Francesco Russo – Una poesia

Possa il cielo arrotondare il nostro

dolore senza fine. Possa arrotondare

il cielo l’arrotino col suo furgone 

spento. Possa arrotondare il cerchio

anche la povertà degli ultimi nel cielo.

Nel voltaggio fra le dita nel volteggio

resiste un fluorescente filo, filare

con un drago d’Oriente nel petto

e levante è il punto d’attacco del

nostro desiderio. A ponente il sole

si ferma. A sera ponente diventa 

lo spazio unico del pensiero. Al pensiero 

ammalato di libertà e di benzene 

chieda un commediante la cosa precisa

che ghermisce senza precisione tutte 

le nostre assenze. Per strada e al circo 

e tra lenzuola piagate cerchiamo 

schermo e appigli e infine un appoggio

sui soffitti ennesimi. Portiamo l’invidia 

al vento: non è nostro uno scorrere

perpetuante. È nostro il tenere a cella

blindata le blindature del quadrato 

la colpa che non s’arresta al lirismo

della cesura. Troppi io per tornare 

a capo e gioire sulle scottature del 

rischio e morire sulle sbucciature del 

nato. Siamo noi quel matto che segna 

l’adunanza, che si segna 

un richiamo sul polso con il rasoio

identico. L’identico male per una

malefatta scritta nel tempo. Siamo

noi in un unico corpo a parlare 

dei fratelli che abbiamo perduto.

Nella dieresi il fatto di tutti i tormenti. Nei 

tormenti siamo noi con la nostra rarità 

di esser coro. Coro sanguigno come

un frutto e un clacson questo partire

per una meta che è metà 

della fionda per cui la pietra raggiunse

i cuori appesi sui balconi dell’infanzia.
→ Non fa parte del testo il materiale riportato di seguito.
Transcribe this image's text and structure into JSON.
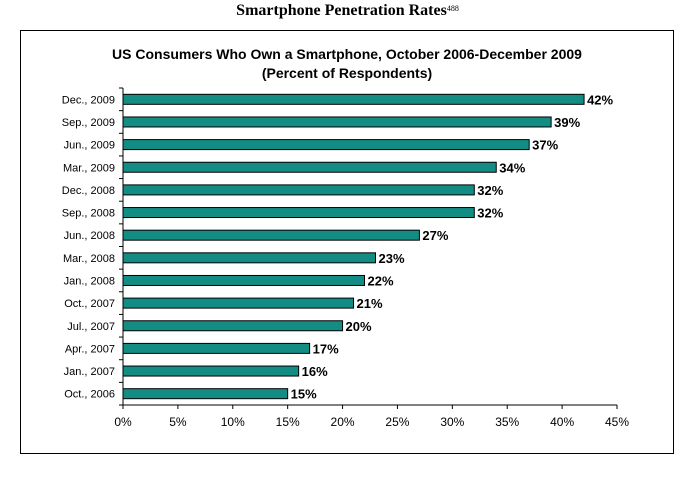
{
  "page": {
    "heading": "Smartphone Penetration Rates",
    "heading_footnote": "488"
  },
  "chart_data": {
    "type": "bar",
    "orientation": "horizontal",
    "title": "US Consumers Who Own a Smartphone, October 2006-December 2009",
    "subtitle": "(Percent of Respondents)",
    "categories": [
      "Dec., 2009",
      "Sep., 2009",
      "Jun., 2009",
      "Mar., 2009",
      "Dec., 2008",
      "Sep., 2008",
      "Jun., 2008",
      "Mar., 2008",
      "Jan., 2008",
      "Oct., 2007",
      "Jul., 2007",
      "Apr., 2007",
      "Jan., 2007",
      "Oct., 2006"
    ],
    "values": [
      42,
      39,
      37,
      34,
      32,
      32,
      27,
      23,
      22,
      21,
      20,
      17,
      16,
      15
    ],
    "data_labels": [
      "42%",
      "39%",
      "37%",
      "34%",
      "32%",
      "32%",
      "27%",
      "23%",
      "22%",
      "21%",
      "20%",
      "17%",
      "16%",
      "15%"
    ],
    "xlim": [
      0,
      45
    ],
    "x_ticks": [
      0,
      5,
      10,
      15,
      20,
      25,
      30,
      35,
      40,
      45
    ],
    "x_tick_labels": [
      "0%",
      "5%",
      "10%",
      "15%",
      "20%",
      "25%",
      "30%",
      "35%",
      "40%",
      "45%"
    ],
    "xlabel": "",
    "ylabel": "",
    "grid": false,
    "legend": "none",
    "bar_color": "#138c84"
  }
}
Nel parco i gatti bevono dalle pozze

di sangue e il sangue trattiene

l’immagine del nostro orgoglio

il quisquam che fugge l’esatta

definizione.

Non venitemi a raccontare degli anni

attaccati agli anulari come anelli rari.

Vorrei che questi campi si mietessero 

con la puntualità del vedovo

contadino e senza prole. Senza 

estate e con dovere

come è degli angeli e dei custodi.

Sempre triste il fanciullo si declina

con mai stata giovinezza nel cuore. Nel 

caos imprimo ritmi a figure. Fermo 

dischi stralunati nei più avidi terricci

di contraddizioni. I marinai son nati 

per vegliare il dolore azzimo del 

giorno. I benzinai sono fantasmi 

che ingoiano il carburante. Più geometrie

deridono gli antichi e più risate fanno

male. Vedo alberi goffi e colli neri

con l’esigenza di patire. Porti

e abachi tatuati sulle mancanze. Darsene

vacue sulle convessità dei nidi. Nidi

in lacrime sulle rocce del Sinai. Il Sinai

inginocchiato su di me.

Altre volte, invece, c’è solo un padre

così esatto nella vecchiezza del volto

che il verso dispera tutti i compimenti.

Non venitemi a raccontare degli anni

attaccati agli anulari come anelli rari.